Now despite what those with a Paris Saint-Germain persuasion may think, Emery is no fool. He is a smart coach, one that knows when to toe the party line. And publicly backing Özil is just that.
Yet the new Arsenal boss will be clued up on the stats and will know that since he signed his new contract in January, the Gunners No.10’s performances have dipped alarmingly.
It was on February 2 that Arsenal confirmed Özil had agreed a new long-term deal. The announcement ended months of speculation that the 29-year-old would depart on a free transfer in the summer, when his previous contract ended.
In re-signing the former Real Madrid star became the best-paid player in Arsenal history, taking home a reported 350,000 a week. Nice work if you can get it.

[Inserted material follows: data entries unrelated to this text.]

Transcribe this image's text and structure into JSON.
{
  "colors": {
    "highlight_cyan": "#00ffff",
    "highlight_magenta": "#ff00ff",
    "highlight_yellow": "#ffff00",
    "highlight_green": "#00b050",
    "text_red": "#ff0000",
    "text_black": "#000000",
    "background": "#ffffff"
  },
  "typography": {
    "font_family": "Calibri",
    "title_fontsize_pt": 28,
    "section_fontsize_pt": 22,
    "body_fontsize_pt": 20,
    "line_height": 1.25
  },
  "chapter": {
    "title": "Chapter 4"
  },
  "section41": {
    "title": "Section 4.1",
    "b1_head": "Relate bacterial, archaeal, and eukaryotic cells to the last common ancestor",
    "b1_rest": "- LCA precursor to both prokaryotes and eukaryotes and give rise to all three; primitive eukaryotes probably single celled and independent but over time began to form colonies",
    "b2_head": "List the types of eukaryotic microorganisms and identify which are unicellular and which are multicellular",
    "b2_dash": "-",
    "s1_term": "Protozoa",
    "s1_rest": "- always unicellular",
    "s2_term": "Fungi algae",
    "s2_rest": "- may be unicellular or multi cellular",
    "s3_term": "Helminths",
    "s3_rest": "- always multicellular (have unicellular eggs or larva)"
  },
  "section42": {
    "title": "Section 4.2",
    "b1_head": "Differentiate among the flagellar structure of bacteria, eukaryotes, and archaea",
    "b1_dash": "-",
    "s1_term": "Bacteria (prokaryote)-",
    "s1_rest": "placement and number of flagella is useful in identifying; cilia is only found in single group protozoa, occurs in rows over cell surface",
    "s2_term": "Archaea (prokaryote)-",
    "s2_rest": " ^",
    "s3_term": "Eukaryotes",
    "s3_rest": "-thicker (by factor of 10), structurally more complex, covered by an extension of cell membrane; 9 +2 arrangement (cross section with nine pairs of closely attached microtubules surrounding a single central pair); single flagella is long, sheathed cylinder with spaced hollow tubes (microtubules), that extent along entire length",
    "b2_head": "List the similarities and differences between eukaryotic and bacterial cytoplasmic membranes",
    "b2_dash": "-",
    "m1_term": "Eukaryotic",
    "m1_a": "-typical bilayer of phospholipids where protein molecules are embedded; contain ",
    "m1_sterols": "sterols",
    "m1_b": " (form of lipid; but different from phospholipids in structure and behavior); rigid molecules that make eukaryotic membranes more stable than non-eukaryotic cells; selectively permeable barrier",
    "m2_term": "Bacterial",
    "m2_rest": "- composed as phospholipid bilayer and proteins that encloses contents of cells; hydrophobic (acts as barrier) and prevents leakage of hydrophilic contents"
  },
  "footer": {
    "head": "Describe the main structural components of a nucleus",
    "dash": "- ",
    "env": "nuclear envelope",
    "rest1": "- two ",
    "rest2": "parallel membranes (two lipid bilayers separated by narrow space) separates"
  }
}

The Gunners were strong-armed into handing Özil the contract he wanted. He and his representatives held all the cards and played them skilfully.
Yet for a spell last season, in the build-up to signing his new deal, the Arsenal star was performing at a level that befitted a pay rise.
Stats from the Football Whispers Lab show that from October 14, 2017 to January 31, 2018, the ex-Germany international’s Average xContribution per 90 – which takes into account xG (expected goals) and xA (expected goals assisted) – in the Premier League stood at an impressive 0.62, the eleventh highest tally among midfielders.
“It’s been one of the most important decisions of my footballing career and that’s why I had to think hard and talk with everyone who’s important to me… Good things take time,” Özil wrote on Twitter after his new contract announcement.
“In the end I let my heart decide. As I always said, I feel at home here and I’m highly motivated to achieve big things in the next few years. Once a Gunner, always a Gunner!”
Without the burden of contract negotiations it was hoped Özil would elevate his game once more. Instead the opposite has occurred and that is what Emery will be concerned with.
Since signing his new deal with the Gunners Özil’s Average xContribution per 90 in the Premier League has dropped drastically to just 0.16, a figure bettered by 127 midfielders in the top flight.
And if expected numbers aren’t you thing, the fact the former Schalke youngster has claimed just two assists and one goal in the Premier League since signing his new contract should alarm Gunners fans.
It would be unfair to suggest Özil has deliberately dropped his level of performance since signing his long-term deal – although his ardent critics could try. But there is certainly a problem that Emery needs to solve.
Perhaps, in the final months of last season, Özil was affected by the sale of Alexis Sánchez to Manchester United. Maybe the arrival of Pierre-Emerick Aubameyang in January unsettled the German. Or perhaps it’s simple coincidence.
Whatever the issue is, Emery can’t continue to have Özil drift through matches, even if he is stationed out on the right flank, as has predominantly been the case under the Spaniard.
No matter what people think the German is a match-winner and one Arsenal need in top form if they’re to break back into the top four this season.